As you can probably tell from my previous review history, I’m not one to pass up a YA dystopian. In fact, I actively seek them out. Today I’m going to talk about a series I particularly enjoy, the Bumped series, by Megan McCafferty. I read Bumped, the first book in the series, around the time Bookmarks began, actually, and recently came across the news of a sequel. I was intrigued . . . Bumped had seemed like a standalone novel to me. I immediately called my favorite indie bookstore and had them put it on hold for me, then realized that their holds room would be closed by the time I could get there. Long story short, it was very dramatic, but I eventually procured a lovely hardcover copy of Thumped, an excellent sequel with one of the best follow-up covers I’ve ever seen. Also those titles.

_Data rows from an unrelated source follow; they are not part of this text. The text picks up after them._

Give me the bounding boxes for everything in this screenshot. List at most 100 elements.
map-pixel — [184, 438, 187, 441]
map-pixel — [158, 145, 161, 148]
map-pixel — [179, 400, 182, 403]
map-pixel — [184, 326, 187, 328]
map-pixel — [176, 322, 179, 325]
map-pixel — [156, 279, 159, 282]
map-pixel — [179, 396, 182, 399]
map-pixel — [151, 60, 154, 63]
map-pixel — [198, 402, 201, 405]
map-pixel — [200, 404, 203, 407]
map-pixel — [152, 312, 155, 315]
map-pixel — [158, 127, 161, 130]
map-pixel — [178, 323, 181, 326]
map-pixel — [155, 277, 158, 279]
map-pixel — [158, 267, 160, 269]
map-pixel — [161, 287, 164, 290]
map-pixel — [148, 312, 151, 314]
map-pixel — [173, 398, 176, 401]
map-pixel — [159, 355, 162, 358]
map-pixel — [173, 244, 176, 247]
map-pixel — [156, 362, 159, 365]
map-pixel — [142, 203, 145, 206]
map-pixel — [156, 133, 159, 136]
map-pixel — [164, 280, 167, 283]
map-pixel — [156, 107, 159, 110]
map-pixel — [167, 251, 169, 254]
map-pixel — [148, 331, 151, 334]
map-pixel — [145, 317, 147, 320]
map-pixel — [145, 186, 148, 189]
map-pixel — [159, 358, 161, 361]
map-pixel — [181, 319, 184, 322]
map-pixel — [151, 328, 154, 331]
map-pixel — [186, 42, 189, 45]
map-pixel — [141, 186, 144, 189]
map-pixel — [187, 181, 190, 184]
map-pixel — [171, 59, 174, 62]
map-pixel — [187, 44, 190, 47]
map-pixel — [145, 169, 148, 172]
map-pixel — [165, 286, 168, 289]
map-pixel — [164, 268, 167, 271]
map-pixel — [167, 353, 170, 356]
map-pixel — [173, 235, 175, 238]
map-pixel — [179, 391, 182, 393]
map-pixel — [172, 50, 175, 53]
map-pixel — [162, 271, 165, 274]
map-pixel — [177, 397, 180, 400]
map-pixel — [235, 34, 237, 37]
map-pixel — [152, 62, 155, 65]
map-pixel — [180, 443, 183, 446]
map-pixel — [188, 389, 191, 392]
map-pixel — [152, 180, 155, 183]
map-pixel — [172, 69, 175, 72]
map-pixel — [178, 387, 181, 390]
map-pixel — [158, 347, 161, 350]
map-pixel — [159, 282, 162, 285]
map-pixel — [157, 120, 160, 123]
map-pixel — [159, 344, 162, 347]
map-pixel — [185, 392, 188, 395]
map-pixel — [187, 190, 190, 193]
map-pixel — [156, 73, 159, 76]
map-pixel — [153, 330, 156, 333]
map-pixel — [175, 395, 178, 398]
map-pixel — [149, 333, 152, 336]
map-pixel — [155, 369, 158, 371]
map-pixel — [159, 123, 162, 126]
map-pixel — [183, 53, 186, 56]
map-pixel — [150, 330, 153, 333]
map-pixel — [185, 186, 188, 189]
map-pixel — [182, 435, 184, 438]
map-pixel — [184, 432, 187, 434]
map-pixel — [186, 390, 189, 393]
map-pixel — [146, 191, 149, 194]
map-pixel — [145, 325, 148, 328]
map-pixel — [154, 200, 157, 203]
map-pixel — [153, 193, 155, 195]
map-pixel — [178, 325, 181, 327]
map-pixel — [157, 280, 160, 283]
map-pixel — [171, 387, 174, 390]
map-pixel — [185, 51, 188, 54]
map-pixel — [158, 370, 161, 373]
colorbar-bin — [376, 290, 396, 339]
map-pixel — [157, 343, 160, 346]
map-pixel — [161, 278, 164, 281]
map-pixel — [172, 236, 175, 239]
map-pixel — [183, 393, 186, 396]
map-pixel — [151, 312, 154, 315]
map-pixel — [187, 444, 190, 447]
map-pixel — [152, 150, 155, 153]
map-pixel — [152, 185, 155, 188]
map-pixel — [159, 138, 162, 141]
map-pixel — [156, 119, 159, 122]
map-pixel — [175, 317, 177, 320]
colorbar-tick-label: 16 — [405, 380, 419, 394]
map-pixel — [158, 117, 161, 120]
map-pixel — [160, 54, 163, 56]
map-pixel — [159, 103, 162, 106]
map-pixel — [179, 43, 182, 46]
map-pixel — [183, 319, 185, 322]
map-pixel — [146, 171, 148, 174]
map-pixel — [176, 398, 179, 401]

Anyway. The world of Bumped isn’t that far from our own: a dystopian society in which teenagers are aggressively encouraged to ‘bump,’ aka have as many babies as they can and then sell them to adoptive adults. This practice is necessitated by a worldwide plague that causes sterilization sometime between ages 18 and 21. America’s solution to the problem was simply to glorify sex and reward pregnancy from the earliest age possible. Twins Melody and Harmony grew up separated in this world, Melody being prepped for the highest profile of clients and Harmony being raised to marry at thirteen and live in her religious settlement, Goodside.
Melody and Harmony meet and explore the culture each could’ve been raised in, and neither of them is sure they like what they see. Though neither of them had thought to seriously question the worlds they grew up in, they show each other some of the ostentatious problems they hadn’t noticed before.
I loved Bumped, and even though Thumped could’ve had a less bland ending (not really a spoiler, right?), it was also a worthwhile book. I really like books that have obviously been written to get a message across, as was the case with Bumped and Thumped. They’re almost a political statement rather than an actual series, considering such issues as [kinda spoiler] contraception and reproductive rights and religious corruption. [end kinda spoiler] They were very thoughtful books and, in my opinion, fantastic for school projects (my independent reading unit centered around Thumped this year) because they deal with a wide range of current issues and are also a good read. If you’re looking for a dark dystopian like Divergent or The Hunger Games you might be a little bit disappointed, but if you’re happy to sit back and wade through some girl talk and futuristic pregnancy dialect (the language of the book is “for seriously janked,” as they’d say in the book), it’ll most likely be worth your time.
I’ve heard Megan McCafferty has other great books out there, and I’m definitely looking forward to searching through her entry in my library’s catalogue.